I couldn’t watch them bury her. I don’t think I wanted that memory. It hurt my heart in newly discovered places to go back inside the house without her. And of course there are ghosts all over the house. One of the first things I’m accustomed to hearing every morning is the patter of her feet on the tile above us. She would consistently wait for us outside the bathroom in the mornings and then sit at my feet while I got ready for work. And the first step down from the kitchen to the basement? That was her spot. Her food and water dishes are still there, but she is not.

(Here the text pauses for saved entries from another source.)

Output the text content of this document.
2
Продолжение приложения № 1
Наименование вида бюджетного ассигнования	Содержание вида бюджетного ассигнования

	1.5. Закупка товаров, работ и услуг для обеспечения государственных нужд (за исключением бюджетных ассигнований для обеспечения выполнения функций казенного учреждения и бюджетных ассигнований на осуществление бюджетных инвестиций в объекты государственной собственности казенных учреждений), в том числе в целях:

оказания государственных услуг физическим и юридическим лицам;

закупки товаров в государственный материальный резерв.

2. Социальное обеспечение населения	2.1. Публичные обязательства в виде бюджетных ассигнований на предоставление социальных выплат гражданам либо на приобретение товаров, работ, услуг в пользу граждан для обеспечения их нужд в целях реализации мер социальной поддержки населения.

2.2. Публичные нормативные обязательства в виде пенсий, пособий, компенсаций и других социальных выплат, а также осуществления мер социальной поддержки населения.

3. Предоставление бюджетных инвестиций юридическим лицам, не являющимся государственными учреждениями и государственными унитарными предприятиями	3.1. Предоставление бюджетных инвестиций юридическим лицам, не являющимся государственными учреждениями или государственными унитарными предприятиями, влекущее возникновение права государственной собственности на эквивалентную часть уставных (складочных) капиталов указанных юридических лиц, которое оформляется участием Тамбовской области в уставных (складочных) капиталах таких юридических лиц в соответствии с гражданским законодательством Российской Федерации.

So far everyone is coping their own way. I cried with my little sister for a while, then I cried with Mr. Renn for a long while. Mr. Renn is far more wonderful than I expected him to be. He used more Kleenex than anyone else. Then I went and took a long hot shower and sobbed. I had a long and laborious struggle with God in there. I struggle with the difference between believing and knowing. I believe Skittles is okay. I believe she’s forgiven me and still loves me to bits. I believe she’ll still take care of my family from where she is. But I don’t know it the way I know she is gone. That is hard. So here’s to hoping that my faith is strengthened. Here’s to remembering and honoring a splendid old lady, who happened to be a dog.


--jeff * said...


through my misty eyes i want to echo the indescribable blessings that animals bring to our awkward human lives, but there is nothing that was not better said in your eulogy to skittles.
be it her unconditional love or her short term memory, she will be there to greet you in heaven.

Cam said...

Dear M,

You've mentioned in several of your blog posts that you were embarrassed to find yourself crying at work while writing down your thoughts. Now you are not alone, as your touching eulogy to Skittles has me trying not to bawl out loud at work. "Old Yeller" and "Where the Red Fern Grows" are not a whit ahead of your relationship with Skittles. Intense grieving is a normal part of the process when dealing with loss, especially of someone as special to you as Skittles. I concur with the comments about how fortunate it was that your Dad was able to help your family through this difficult transition in the familar surroundings of your own home rather than having a complete stranger do the deed on a cold, sterile, stainless steel table in an unfamiliar place while family members agonize in the waiting room.

When Warren was still a teenager, he made the difficult decision to put down his beagle "Ginger", whom we all liked, but not to the degree you love Skittles. I remember how hard it was. The difficult memories and feelings eventually fade, leaving behind the best of the memories of good times, along with treasured pictures of the same.

I, too, hope for, and have faith in, pets in heaven.